Arrow-right Camera
Subscribe now

COVID-19

Spokane Veterans Home employee tests positive for COVID-19

A health care worker at the Spokane Veterans Home, a nursing home at 222 E. Fifth Ave., returned to work three days after being tested for COVID-19. The employee worked on Friday and Monday – when the test result came back positive. (Google Maps)

A health care worker at the Spokane Veterans Home returned to work three days after being tested for COVID-19. The employee worked on Friday and Monday – when the test result came back positive.

The Washington Department of Veterans Affairs, which runs the nursing home at 222 E. Fifth Ave., said officials are working with the local health district and the employee is now self-quarantined at home.

“Additional environmental cleaning is taking place in areas of the building that the staff member worked in,” the department said in a letter to families and guardians Monday evening.

“We are in the process of developing a timeline to determine where in the building the staff person was while at work, which will help us determine next steps,” the department said. “We know that this news is difficult to hear and want to reassure you that we are doing everything within our power to keep your loved one safe and healthy.”

Residents of the facility will be checked for fevers and other symptoms every four hours for the next 14 days, and staff members will be expected to check their own temperatures twice a day, the department said. The facility has a COVID-19 screening area to help with those checks.

The department said the employee was tested on March 23 and “had no known contact with anyone who had tested positive for COVID-19.”
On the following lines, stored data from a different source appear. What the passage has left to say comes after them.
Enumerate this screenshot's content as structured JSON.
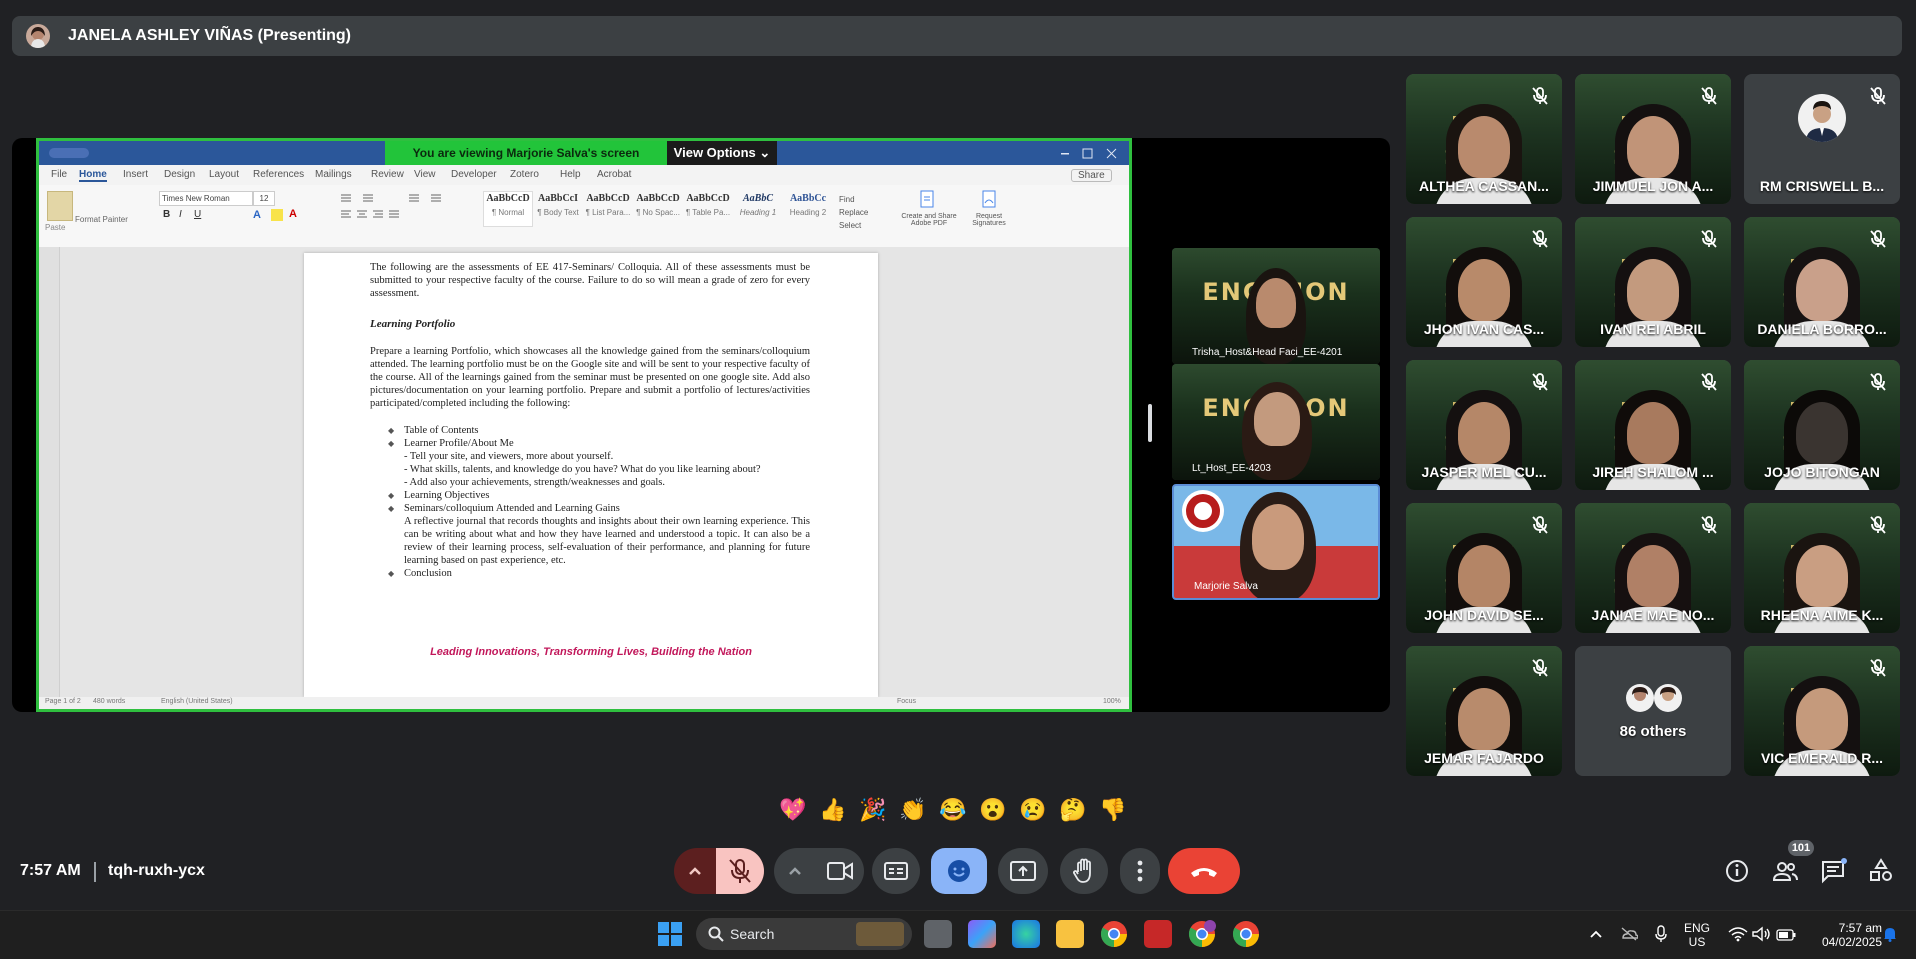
{
  "presenter": {
    "name": "JANELA ASHLEY VIÑAS (Presenting)"
  },
  "shared_screen": {
    "viewing_banner": "You are viewing  Marjorie Salva's screen",
    "view_options": "View Options",
    "ribbon_tabs": [
      "File",
      "Home",
      "Insert",
      "Design",
      "Layout",
      "References",
      "Mailings",
      "Review",
      "View",
      "Developer",
      "Zotero",
      "Help",
      "Acrobat"
    ],
    "share_label": "Share",
    "font_name": "Times New Roman",
    "font_size": "12",
    "styles": [
      {
        "sample": "AaBbCcD",
        "name": "¶ Normal"
      },
      {
        "sample": "AaBbCcI",
        "name": "¶ Body Text"
      },
      {
        "sample": "AaBbCcD",
        "name": "¶ List Para..."
      },
      {
        "sample": "AaBbCcD",
        "name": "¶ No Spac..."
      },
      {
        "sample": "AaBbCcD",
        "name": "¶ Table Pa..."
      },
      {
        "sample": "AaBbC",
        "name": "Heading 1"
      },
      {
        "sample": "AaBbCc",
        "name": "Heading 2"
      }
    ],
    "editing": [
      "Find",
      "Replace",
      "Select"
    ],
    "acrobat": [
      "Create and Share Adobe PDF",
      "Request Signatures"
    ],
    "clipboard": [
      "Paste",
      "Format Painter"
    ],
    "document": {
      "intro": "The following are the assessments of EE 417-Seminars/ Colloquia. All of these assessments must be submitted to your respective faculty of the course. Failure to do so will mean a grade of zero for every assessment.",
      "heading": "Learning Portfolio",
      "body": "Prepare a learning Portfolio, which showcases all the knowledge gained from the seminars/colloquium attended. The learning portfolio must be on the Google site and will be sent to your respective faculty of the course. All of the learnings gained from the seminar must be presented on one google site. Add also pictures/documentation on your learning portfolio. Prepare and submit a portfolio of lectures/activities participated/completed including the following:",
      "items": [
        {
          "type": "bullet",
          "text": "Table of Contents"
        },
        {
          "type": "bullet",
          "text": "Learner Profile/About Me"
        },
        {
          "type": "sub",
          "text": "- Tell your site, and viewers, more about yourself."
        },
        {
          "type": "sub",
          "text": "- What skills, talents, and knowledge do you have? What do you like learning about?"
        },
        {
          "type": "sub",
          "text": "- Add also your achievements, strength/weaknesses and goals."
        },
        {
          "type": "bullet",
          "text": "Learning Objectives"
        },
        {
          "type": "bullet",
          "text": "Seminars/colloquium Attended and Learning Gains"
        },
        {
          "type": "para",
          "text": "A reflective journal that records thoughts and insights about their own learning experience. This can be writing about what and how they have learned and understood a topic. It can also be a review of their learning process, self-evaluation of their performance, and planning for future learning based on past experience, etc."
        },
        {
          "type": "bullet",
          "text": "Conclusion"
        }
      ],
      "footer": "Leading Innovations, Transforming Lives, Building the Nation"
    },
    "status": {
      "page": "Page 1 of 2",
      "words": "480 words",
      "language": "English (United States)",
      "focus": "Focus",
      "zoom": "100%"
    }
  },
  "side_videos": [
    {
      "label": "Trisha_Host&Head Faci_EE-4201"
    },
    {
      "label": "Lt_Host_EE-4203"
    },
    {
      "label": "Marjorie Salva"
    }
  ],
  "banner_text": "ENG SION",
  "participants": [
    {
      "name": "ALTHEA CASSAN...",
      "skin": "#b98a6d",
      "hair": "#1a1410"
    },
    {
      "name": "JIMMUEL JON A...",
      "skin": "#c19478",
      "hair": "#141010"
    },
    {
      "name": "RM CRISWELL B...",
      "skin": "#d0a487",
      "hair": "#1a1410"
    },
    {
      "name": "JHON IVAN CAS...",
      "skin": "#b88a6a",
      "hair": "#120e0c"
    },
    {
      "name": "IVAN REI ABRIL",
      "skin": "#c39a7e",
      "hair": "#141010"
    },
    {
      "name": "DANIELA BORRO...",
      "skin": "#c9a08a",
      "hair": "#161212"
    },
    {
      "name": "JASPER MEL CU...",
      "skin": "#b58768",
      "hair": "#141010"
    },
    {
      "name": "JIREH SHALOM ...",
      "skin": "#a87a5e",
      "hair": "#100c0a"
    },
    {
      "name": "JOJO BITONGAN",
      "skin": "#3a3430",
      "hair": "#0c0a08"
    },
    {
      "name": "JOHN DAVID SE...",
      "skin": "#b48566",
      "hair": "#120e0c"
    },
    {
      "name": "JANIAE MAE NO...",
      "skin": "#b08066",
      "hair": "#161010"
    },
    {
      "name": "RHEENA AIME K...",
      "skin": "#c99e82",
      "hair": "#1a1410"
    },
    {
      "name": "JEMAR FAJARDO",
      "skin": "#b88b6c",
      "hair": "#120e0c"
    },
    {
      "name": "86 others",
      "skin": "",
      "hair": ""
    },
    {
      "name": "VIC EMERALD R...",
      "skin": "#c59a7c",
      "hair": "#141010"
    }
  ],
  "reactions": [
    "💖",
    "👍",
    "🎉",
    "👏",
    "😂",
    "😮",
    "😢",
    "🤔",
    "👎"
  ],
  "meeting": {
    "time": "7:57 AM",
    "code": "tqh-ruxh-ycx"
  },
  "people_count": "101",
  "taskbar": {
    "search": "Search",
    "lang_top": "ENG",
    "lang_bottom": "US",
    "time": "7:57 am",
    "date": "04/02/2025"
  },
  "colors": {
    "presenting_border": "#2fbf3f",
    "end_call": "#ea4335",
    "active_control": "#8ab4f8",
    "mic_off": "#f9c4c1"
  }
}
The employee returned to work on Friday after going 72 hours without symptoms, then worked a partial shift on Monday, when the department said it learned of the positive test result.

In an email Monday night, Heidi Audette, the WDVA’s communications and legislative director, confirmed the infected employee is a health care worker. She did not immediately have answers to other questions about the handling of the employee’s illness.

Guidelines from the Centers for Disease Control and Prevention detail when and how health care personnel should return to work if they have a suspected or confirmed case of COVID-19.

Those guidelines say an ill health care worker should show an improvement in respiratory symptoms, a loss of fever and a negative test result, or they should wait three days after recovering from all symptoms, among other requirements.

The VA didn’t say whether the employee had worn a face mask or taken other precautions after returning to work, as the CDC urges.

The VA said it would clarify its protocols to state that any employee who has been tested for COVID-19 must show a negative result or be cleared by local health officials in order to return to work.

The Washington Department of Veterans Affairs is separate from the federal agency of the same name, which runs the Mann-Grandstaff VA Medical Center in northwest Spokane.

An outbreak of COVID-19 at a nursing home could be disastrous as seniors are more likely to die from the disease. Since late February, more than 80 residents have been infected and 35 have died at the Life Care Center in Kirkland, Washington.